Indonesia merupakan negara dengan kekayaan alam yang melimpah, tanah subur, lautan luas, dan garis pantai yang panjang. Dengan modal tersebut, Indonesia memiliki potensi pertanian tanaman pangan yang baik sehingga dapat memenuhi kebutuhan pangan masyarakatnya. Namun, hingga saat ini Indonesia belum bisa dikatakan swasembada pangan, hal ini dikarenakan masih adanya aktifitas impor produk pangan, hingga yang terbaru Indonesia harus mengimpor garam 2016 lalu. Sulitnya mencapai swasembada pangan ini, salah satunya disebabkan oleh laju pertumbuhan penduduk yang terus meningkat dan tidak disertai dengan ekstensifikasi lahan pertanian namun justru pengalihfungsian lahan[1]. Selain itu juga dikarenakan faktor cuaca serta tingkat kesejahteraan petani yang rendah sehingga orang tidak tertarik dengan profesi tersebut[2]. Adapun upaya yang dilakukan pemerintah untuk mewujudkan swasembada pangan adalah dengan memfokuskan terlebih dahulu pada 11 komoditas pangan strategis, yaitu beras, jagung, kedelai, daging sapi, gula, ayam, telur, cabai, bawang, dan minyak.
Apabila ditarik pada intinya, tantangan dalam mewujudkan swasembada pangan adalah bagaimana mewujudkan sistem distribusi yang dapat memenuhi kuantitas dan kualitas komoditas pangan yang diharapkan masyarakat dengan tidak mengesampingkan kesejahteraan petani. Artinya diperlukan upaya perencanaan pemenuhan kebutuhan (demand) dengan mengoptimalkan surplus produksi, pemilihan strutur rantai pasok dan mekanisme distribusi yang optimal untuk menghemat biaya, dan alternatif kebijakan yang mendukung optimasi sistem perdagangan dan distribusi komoditas pangan lokal, yang mana keseluruhan aktifitas tersebut merupakan satu kesatuan (saling terintegrasi) dalam manajemen rantai pasok.
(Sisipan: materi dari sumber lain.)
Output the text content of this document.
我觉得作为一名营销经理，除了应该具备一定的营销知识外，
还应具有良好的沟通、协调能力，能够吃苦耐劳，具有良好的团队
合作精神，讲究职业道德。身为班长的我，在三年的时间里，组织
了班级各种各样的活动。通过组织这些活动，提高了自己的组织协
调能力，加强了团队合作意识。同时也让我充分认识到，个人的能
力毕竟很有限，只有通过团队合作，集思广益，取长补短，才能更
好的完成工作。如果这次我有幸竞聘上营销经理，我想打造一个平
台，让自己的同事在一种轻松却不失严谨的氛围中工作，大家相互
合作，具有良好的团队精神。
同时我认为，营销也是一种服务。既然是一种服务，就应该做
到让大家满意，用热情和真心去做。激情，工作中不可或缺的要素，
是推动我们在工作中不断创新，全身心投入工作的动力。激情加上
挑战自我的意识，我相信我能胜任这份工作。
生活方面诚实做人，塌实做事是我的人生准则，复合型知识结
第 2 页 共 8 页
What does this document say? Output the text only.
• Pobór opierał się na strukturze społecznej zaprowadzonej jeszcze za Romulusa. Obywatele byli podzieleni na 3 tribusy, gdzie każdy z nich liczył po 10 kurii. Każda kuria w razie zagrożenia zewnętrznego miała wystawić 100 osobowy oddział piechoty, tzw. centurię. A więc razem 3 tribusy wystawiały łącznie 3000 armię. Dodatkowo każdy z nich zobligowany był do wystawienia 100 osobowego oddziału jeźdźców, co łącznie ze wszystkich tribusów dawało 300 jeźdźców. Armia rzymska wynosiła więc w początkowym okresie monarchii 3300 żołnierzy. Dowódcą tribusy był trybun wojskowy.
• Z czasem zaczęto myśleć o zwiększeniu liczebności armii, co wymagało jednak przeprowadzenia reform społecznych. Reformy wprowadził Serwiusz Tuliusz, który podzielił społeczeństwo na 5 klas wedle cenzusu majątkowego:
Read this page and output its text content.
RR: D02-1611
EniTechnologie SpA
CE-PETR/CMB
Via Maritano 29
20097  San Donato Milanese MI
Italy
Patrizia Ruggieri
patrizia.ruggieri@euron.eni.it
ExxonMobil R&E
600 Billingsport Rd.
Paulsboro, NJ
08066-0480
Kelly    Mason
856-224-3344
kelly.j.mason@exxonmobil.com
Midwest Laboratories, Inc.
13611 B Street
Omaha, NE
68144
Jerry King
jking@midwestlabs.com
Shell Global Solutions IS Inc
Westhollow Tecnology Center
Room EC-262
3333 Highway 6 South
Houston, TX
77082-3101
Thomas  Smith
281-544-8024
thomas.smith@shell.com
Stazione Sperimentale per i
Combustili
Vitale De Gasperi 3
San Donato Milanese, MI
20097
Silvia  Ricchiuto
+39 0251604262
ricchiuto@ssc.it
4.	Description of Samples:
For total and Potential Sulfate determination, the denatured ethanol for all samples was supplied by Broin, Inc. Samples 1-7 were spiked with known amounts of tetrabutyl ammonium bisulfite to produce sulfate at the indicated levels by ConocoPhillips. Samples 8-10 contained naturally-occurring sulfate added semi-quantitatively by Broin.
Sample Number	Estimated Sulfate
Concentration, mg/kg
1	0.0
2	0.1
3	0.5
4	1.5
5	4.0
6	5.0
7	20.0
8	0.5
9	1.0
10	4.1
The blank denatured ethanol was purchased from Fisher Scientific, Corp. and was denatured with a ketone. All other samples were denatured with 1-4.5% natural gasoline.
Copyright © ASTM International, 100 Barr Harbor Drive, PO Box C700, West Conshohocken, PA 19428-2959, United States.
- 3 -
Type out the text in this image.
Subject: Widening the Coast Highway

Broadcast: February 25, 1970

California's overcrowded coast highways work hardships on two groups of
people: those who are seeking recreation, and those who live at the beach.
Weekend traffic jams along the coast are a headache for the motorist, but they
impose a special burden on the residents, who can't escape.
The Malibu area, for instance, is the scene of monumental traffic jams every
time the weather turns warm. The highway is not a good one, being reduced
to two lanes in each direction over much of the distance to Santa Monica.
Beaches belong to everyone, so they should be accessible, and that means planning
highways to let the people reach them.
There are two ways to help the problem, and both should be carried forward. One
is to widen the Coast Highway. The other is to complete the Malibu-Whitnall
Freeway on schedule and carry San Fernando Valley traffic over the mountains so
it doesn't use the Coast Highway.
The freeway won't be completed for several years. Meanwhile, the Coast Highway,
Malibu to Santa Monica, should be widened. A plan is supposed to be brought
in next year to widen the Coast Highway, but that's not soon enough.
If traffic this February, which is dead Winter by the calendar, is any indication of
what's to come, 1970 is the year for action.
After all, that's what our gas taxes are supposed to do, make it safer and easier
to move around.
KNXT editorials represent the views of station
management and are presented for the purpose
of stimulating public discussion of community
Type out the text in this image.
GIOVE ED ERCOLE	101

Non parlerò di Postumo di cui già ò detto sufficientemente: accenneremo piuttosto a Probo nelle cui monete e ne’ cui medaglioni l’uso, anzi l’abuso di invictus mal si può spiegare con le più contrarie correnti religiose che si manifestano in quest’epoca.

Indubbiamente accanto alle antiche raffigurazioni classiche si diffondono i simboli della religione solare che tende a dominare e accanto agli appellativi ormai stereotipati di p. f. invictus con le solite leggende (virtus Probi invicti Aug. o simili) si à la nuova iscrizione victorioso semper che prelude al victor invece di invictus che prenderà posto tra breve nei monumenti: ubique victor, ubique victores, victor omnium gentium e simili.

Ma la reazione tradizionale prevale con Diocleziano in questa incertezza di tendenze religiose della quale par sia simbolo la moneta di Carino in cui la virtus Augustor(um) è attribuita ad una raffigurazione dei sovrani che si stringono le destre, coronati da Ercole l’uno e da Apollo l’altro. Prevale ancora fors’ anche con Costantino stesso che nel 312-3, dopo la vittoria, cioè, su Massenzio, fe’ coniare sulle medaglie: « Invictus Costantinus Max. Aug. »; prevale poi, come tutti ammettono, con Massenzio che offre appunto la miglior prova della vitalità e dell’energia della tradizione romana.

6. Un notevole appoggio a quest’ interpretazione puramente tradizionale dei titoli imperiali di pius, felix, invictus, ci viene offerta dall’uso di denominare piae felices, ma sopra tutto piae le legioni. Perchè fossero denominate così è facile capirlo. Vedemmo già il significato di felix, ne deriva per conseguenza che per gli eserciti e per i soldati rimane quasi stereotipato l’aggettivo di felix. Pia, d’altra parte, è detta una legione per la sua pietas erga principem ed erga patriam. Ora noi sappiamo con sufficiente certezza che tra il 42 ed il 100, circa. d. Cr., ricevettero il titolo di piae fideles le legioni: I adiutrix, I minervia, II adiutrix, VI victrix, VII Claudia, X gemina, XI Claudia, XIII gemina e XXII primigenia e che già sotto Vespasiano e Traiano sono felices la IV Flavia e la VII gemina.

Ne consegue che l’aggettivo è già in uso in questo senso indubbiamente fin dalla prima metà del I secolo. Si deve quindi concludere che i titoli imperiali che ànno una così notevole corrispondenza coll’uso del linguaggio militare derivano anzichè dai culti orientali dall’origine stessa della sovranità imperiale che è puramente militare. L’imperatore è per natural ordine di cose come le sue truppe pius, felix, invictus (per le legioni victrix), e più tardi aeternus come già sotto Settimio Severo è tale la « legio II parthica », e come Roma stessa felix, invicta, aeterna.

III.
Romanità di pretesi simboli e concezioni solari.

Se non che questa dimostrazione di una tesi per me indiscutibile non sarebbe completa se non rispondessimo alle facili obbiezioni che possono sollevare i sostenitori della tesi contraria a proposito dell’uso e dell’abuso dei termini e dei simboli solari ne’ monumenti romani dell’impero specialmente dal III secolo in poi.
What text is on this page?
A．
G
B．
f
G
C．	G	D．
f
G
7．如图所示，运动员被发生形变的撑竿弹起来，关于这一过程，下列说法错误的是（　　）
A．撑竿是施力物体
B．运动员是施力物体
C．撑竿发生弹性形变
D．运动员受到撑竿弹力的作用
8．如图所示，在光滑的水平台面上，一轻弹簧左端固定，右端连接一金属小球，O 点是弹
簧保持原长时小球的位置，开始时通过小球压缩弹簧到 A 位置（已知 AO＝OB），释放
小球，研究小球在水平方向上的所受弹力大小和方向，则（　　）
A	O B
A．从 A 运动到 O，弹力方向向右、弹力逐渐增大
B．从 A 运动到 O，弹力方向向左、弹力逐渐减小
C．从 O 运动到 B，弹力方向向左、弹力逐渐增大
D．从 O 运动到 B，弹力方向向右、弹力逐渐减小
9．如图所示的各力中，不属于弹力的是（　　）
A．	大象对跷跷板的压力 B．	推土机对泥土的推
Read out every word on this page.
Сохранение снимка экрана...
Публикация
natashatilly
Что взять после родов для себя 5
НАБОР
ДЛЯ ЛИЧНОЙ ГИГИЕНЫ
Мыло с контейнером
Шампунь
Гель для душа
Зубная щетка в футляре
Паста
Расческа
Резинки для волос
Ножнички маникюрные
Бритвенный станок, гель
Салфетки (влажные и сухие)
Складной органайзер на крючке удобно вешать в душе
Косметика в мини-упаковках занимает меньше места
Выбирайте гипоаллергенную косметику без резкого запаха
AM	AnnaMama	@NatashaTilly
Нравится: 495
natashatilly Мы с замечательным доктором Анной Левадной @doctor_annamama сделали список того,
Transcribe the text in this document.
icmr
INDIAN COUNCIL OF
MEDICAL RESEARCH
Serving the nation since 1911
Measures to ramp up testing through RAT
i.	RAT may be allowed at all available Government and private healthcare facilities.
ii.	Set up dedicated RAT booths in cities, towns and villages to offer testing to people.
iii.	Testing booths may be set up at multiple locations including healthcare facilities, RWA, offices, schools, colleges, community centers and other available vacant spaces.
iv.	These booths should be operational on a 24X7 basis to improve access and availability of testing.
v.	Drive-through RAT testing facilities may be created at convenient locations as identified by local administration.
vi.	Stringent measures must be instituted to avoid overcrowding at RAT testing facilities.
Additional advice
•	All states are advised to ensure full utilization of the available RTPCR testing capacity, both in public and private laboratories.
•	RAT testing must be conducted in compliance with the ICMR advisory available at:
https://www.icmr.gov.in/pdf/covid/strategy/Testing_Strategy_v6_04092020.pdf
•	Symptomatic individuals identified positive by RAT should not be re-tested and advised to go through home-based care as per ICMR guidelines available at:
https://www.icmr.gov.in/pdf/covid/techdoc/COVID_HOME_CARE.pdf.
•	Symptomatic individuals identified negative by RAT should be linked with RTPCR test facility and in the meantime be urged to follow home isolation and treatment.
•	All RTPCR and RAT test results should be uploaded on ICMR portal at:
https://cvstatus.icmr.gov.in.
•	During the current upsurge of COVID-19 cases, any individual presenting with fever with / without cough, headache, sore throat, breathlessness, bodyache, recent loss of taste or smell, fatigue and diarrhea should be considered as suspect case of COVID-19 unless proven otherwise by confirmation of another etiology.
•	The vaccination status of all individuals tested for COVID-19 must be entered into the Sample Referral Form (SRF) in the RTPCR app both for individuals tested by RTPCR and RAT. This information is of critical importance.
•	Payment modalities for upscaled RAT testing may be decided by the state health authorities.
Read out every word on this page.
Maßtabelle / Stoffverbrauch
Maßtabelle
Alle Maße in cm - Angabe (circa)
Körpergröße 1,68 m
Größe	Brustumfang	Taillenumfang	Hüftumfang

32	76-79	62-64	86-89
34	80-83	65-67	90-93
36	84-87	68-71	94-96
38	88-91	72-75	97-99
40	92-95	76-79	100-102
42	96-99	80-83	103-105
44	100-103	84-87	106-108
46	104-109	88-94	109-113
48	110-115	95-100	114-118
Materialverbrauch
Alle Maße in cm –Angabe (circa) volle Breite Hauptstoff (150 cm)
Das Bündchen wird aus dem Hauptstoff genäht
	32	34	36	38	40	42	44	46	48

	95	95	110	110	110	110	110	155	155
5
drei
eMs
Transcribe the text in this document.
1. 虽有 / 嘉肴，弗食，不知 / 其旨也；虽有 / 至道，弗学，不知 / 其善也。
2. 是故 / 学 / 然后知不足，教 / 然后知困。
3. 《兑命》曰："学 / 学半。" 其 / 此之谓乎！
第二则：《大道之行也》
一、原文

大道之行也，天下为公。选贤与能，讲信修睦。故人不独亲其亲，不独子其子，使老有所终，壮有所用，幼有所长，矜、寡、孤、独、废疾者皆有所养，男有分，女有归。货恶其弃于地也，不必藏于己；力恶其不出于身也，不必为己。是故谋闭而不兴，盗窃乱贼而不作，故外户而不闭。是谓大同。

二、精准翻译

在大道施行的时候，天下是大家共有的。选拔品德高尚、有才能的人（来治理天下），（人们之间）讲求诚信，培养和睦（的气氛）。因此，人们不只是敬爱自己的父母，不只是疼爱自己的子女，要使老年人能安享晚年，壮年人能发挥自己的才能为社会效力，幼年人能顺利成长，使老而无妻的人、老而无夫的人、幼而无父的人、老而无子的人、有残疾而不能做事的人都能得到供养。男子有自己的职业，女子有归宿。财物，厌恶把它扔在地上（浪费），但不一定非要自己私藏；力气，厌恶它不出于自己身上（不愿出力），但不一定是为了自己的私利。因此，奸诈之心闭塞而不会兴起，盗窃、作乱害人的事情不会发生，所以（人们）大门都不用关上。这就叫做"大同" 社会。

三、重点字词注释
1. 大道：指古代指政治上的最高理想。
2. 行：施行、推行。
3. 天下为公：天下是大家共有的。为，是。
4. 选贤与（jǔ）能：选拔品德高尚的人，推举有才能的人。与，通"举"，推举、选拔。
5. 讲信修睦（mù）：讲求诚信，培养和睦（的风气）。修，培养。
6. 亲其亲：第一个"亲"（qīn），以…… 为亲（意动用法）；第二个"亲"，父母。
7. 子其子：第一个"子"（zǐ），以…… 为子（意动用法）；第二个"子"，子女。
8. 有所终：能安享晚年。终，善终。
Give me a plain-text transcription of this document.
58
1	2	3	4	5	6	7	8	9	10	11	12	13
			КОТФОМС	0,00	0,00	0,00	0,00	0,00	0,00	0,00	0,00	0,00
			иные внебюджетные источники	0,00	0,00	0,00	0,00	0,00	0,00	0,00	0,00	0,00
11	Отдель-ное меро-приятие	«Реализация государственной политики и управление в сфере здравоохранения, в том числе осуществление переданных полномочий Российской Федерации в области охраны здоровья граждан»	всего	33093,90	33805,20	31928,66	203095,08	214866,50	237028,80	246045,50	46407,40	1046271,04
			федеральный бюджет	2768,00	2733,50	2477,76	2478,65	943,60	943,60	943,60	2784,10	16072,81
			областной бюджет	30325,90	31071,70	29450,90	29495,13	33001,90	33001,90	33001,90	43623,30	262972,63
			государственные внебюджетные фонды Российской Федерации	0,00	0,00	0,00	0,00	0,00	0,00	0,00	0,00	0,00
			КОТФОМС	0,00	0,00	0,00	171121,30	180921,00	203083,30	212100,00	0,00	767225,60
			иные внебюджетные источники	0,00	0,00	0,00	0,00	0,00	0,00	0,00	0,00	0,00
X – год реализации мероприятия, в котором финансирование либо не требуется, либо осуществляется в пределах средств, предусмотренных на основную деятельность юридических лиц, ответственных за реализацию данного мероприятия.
Definisi rantai pasok (supply chain) merupakan bentuk kerja sama jangka panjang dengan pelanggan untuk mengurusi sebagian atau seluruh proses perolehan, penyimpanan, dan penggunaan barang yang bertujuan untuk mengurangi biaya-biaya dalam memenuhi kebutuhan produk-produk yang diperlukan. Konsep supply chain adalah tidak hanya menjual, tetapi duduk bersama sebagai mitra bisnis dengan memberikan saran dalam pengaturan persediaan perusahaan pelanggan. Menurut Schroeder (2000:179), Suppy chain management adalah perencanaan, desain, dan pengendalian terhadap aliran informasi dan materi yang terdapat pada supply chain dalam rangka memenuhi kebutuhan pelanggan dengan cara yang efisien saat ini dan untuk masa yang akan datang[3].
Sustainable supply chain management akan mendorong mekanisme pengadaan komoditas pangan yang prediktif dengan mempertimbangkan berbagai faktor produksi sehingga dapat mempertemukan supply dengan demand secara efisien. Petani sebagai supplier harus diperhatikan kesejahteraannya, dan masyarakat sebagai konsumen juga harus diperhatikan keinginannya. Aktifitas pembentukan harga juga menjadi hal penting yang harus diperhatikan, oleh karena itu biaya logistik harus diupayakan seminimal mungkin. Mengingat hal tersebut, maka tidak dapat dipungkiri bahwa dalam perumusan swasembada pangan yang bertujuan memenuhi kebutuhan masyarakat dari sumber daya lokal, manajemen rantai pasok memiliki peran strategis di dalamnya.
Oleh: An Naafi Yuliati Lathifah (14/365849/TP/11042)
Referensi
[1] Amirullah. 2016. Swasembada Pangan. Dari sulsel.litbang.pertanian.go.id diunduh pada 27 Oktober 2017.
[2] Wibowo, Kukuh. 2017. Soal Kesejahteraan Petani, BPS dan Kementan Beda Pendapat. Dari www.tempo.co diunduh pada 27 Oktober 2017.
[3] Rangkuti, Freddy. 2004. Flexible Marketing. Jakarta: Gramedia.